Meskipun saat itu arus sedikit deras, tidak menyurutkan niatan untuk tetap terus berendam dan menikmati pemandangan bawah lautnya. Menggunakan perahu cepat, mengunjungi sejumlah tempat untuk memanjakan mata jadi pilihan lain.

Setelah menghabiskan waktu setengah hari di Jiko Malamo, lalu berkesempatan melihat langsung cengkih tertua di dunia. Dikenal dengan sebutan Cengkeh Afo, usia cengkih tersebut mencapai ratusan tahun.
Cengkih tertua di sana usianya mencapai 416 tahun, diberi nama Cengkeh Afo I. Namun sudah mati sejak awal tahun 2000-an. Yang tersisa saat ini hanya cengkeh berusia 200-an tahun.

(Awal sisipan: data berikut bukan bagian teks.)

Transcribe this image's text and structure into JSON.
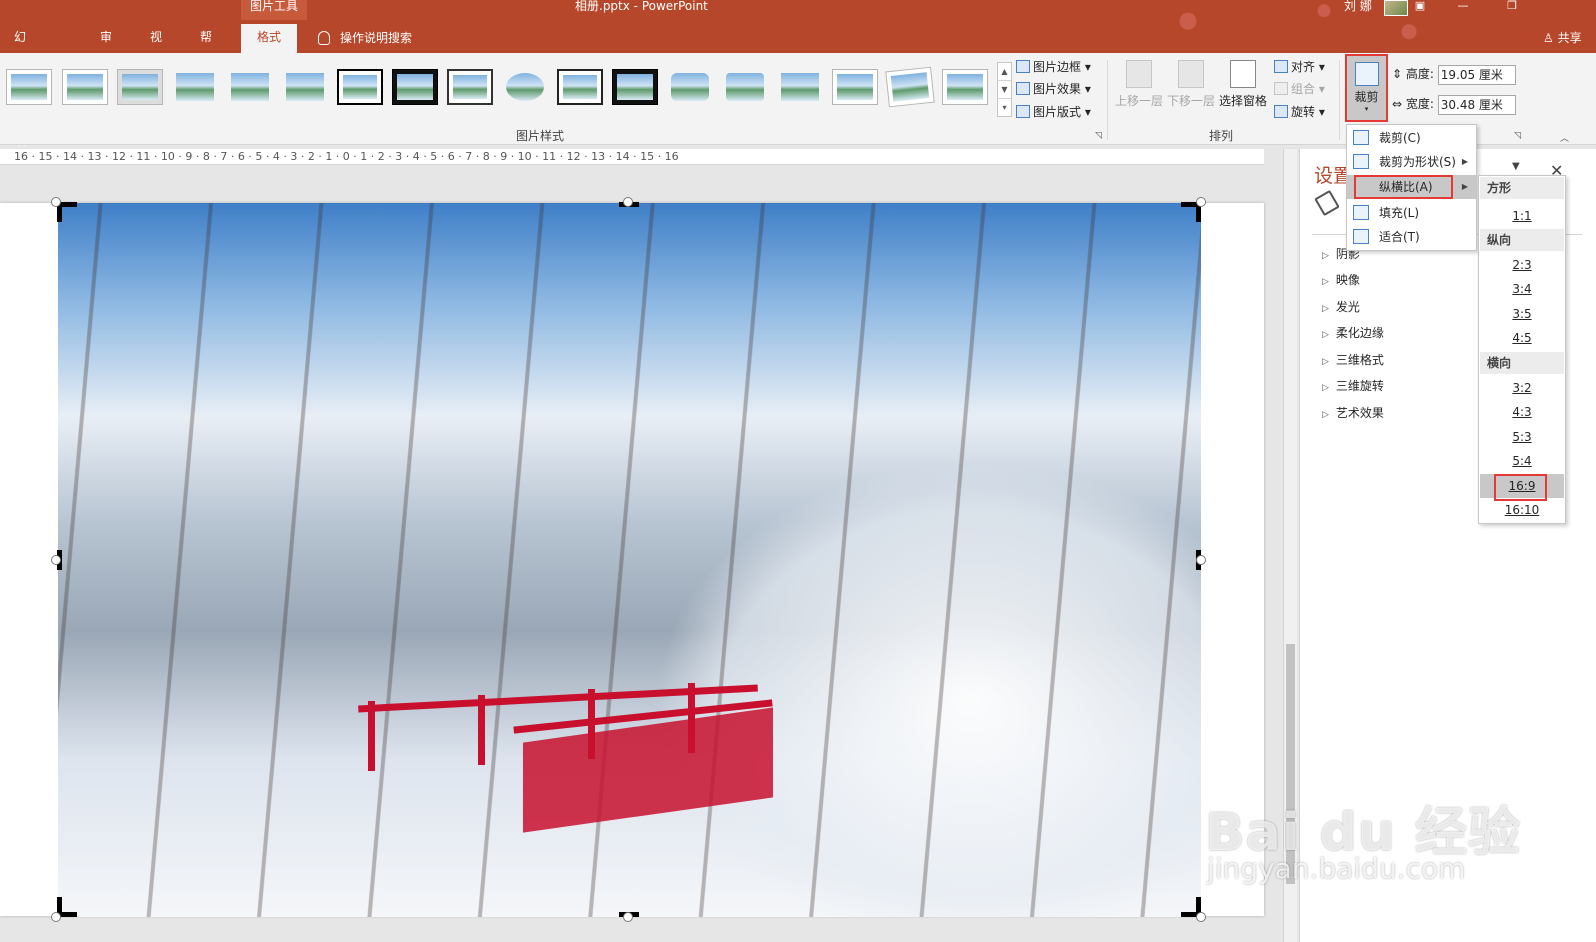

Nama Cengkeh Afo sendiri jika diartikan dari bahasa setempat adalah cengkih tua. Afo menurut bahasa setempat berarti tua.
Selain mendapatkan pengalaman baru melihat cengkih tertua di dunia, menikmati alam di ketinggian yang dikelilingi rerempahan dan hutan yang masih alami benar-benar membuat kita ingin berlama-lama di lokasi yang sekitar 2 kilometer dari Pos Pengamatan Gunung Api Gamalama tersebut.
Sambil bersantai, santapan tradisonal menjadi hidangan di sana. Namanya makanan khas rimo-rimo. Rimo-rimo merupakan makanan yang diolah dengan campuran rempah-rempah terbaik, disajikan dengan proses pemanggangan aneka makanan di dalam ruas bambu.